WWE can’t have Punk’s name anywhere prominent, at least until and unless both sides make up 20 years from now. They need a new “longest reigning champion of the modern era,” just as they needed a new longest reigning tag team champions in The New Day and a new longest reigning Divas champion in Nikki Bella, who beat AJ Lee’s reign (Lee and Punk are married, and she stuck around for roughly a year after he left).
Neither can WWE just stick the title on one of their mediocre favorites from yesteryear, like Randy Orton. The promotion still gets CM Punk chants during boring segments, particularly in Chicago, though they’ve certainly died down over the past two years. Putting one of the stodgy stalwarts as Punk’s replacement threatens to uncork the vitriol all over again, at a time when nobody at WWE can figure out how to make their babyfaces on Raw work.
Styles offers a way out. Nobody hates Styles. He’s still an indie darling and the guy who rampaged through New Japan. At 41 he looks like he’s finally starting to slow just a bit, but he’s still the best pure wrestler on the main roster. He satisfies everyone, the knowing smark crowd, casual fans, and kids, alike. By extension, all complaints a Punk fan might have if his record falls are mitigated at least a little if it’s Styles who breaks it. Styles doesn’t suck, has cred, and was an afterthought when he first arrived in WWE, giving him a bit of Punk’s (and Daniel Bryan’s) underdog-in-the-big-city vibe.

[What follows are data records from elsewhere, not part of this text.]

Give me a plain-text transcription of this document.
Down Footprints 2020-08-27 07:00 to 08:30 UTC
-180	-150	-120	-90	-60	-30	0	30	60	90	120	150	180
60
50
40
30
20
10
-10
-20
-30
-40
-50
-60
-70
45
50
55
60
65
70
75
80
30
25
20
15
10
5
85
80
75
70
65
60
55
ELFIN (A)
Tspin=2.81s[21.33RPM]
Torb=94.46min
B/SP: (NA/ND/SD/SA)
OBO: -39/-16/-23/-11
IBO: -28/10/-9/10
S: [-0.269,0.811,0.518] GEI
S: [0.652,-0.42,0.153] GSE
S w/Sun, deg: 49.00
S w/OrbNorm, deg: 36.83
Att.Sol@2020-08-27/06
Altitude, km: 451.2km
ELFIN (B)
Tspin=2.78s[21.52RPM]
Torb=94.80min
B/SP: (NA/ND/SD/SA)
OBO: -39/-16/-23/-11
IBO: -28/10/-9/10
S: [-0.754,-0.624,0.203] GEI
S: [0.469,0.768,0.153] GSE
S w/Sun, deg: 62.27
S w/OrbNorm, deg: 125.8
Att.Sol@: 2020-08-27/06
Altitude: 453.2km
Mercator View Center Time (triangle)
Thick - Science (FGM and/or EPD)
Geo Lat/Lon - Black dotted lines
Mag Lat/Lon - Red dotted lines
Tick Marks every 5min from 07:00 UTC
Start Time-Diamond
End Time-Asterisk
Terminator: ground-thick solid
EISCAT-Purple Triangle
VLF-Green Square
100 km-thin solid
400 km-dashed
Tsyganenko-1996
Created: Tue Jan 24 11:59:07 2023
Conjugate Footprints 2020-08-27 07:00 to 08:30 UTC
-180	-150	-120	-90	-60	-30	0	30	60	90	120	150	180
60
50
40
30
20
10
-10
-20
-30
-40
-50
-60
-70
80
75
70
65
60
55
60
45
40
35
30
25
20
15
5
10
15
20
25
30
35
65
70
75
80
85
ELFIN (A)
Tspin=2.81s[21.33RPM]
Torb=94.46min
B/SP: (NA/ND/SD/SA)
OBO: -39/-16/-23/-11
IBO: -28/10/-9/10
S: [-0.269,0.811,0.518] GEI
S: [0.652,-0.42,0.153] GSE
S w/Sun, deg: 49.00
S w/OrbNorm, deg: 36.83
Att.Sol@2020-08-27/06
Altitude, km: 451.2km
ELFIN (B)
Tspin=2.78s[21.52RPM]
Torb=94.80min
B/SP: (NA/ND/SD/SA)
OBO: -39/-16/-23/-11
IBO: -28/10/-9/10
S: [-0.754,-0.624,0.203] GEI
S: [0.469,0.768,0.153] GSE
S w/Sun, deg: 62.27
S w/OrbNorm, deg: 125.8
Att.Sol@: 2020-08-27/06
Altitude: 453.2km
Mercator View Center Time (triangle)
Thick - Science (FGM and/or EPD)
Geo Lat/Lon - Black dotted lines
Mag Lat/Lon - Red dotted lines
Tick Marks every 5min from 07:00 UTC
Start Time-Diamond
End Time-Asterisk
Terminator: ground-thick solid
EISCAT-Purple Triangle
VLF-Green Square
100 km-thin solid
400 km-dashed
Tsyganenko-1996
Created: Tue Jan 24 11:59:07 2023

This is not to say that it’s definitely going to happen. Seth Rollins had a WWE championship reign longer than Styles’ and he didn’t beat Punk’s record. Indeed, while it doesn’t seem like Styles is going to lose the title to Shinsuke Nakamura at Money in the Bank on June 17th, it’s not outside the realm of possibility—Nakamura may very well win as a heel and try to begin his own redemption arc after a year of bad booking.
It’s simply hard to ignore that Styles’s days as champion keep ticking up as Punk and Cabana keep talking in court. Regardless of the trial’s outcome, the McMahons will want a new long-serving champion to further dim the memories of Punk’s reign. Styles, maybe unwittingly, may be the perfect person to do it.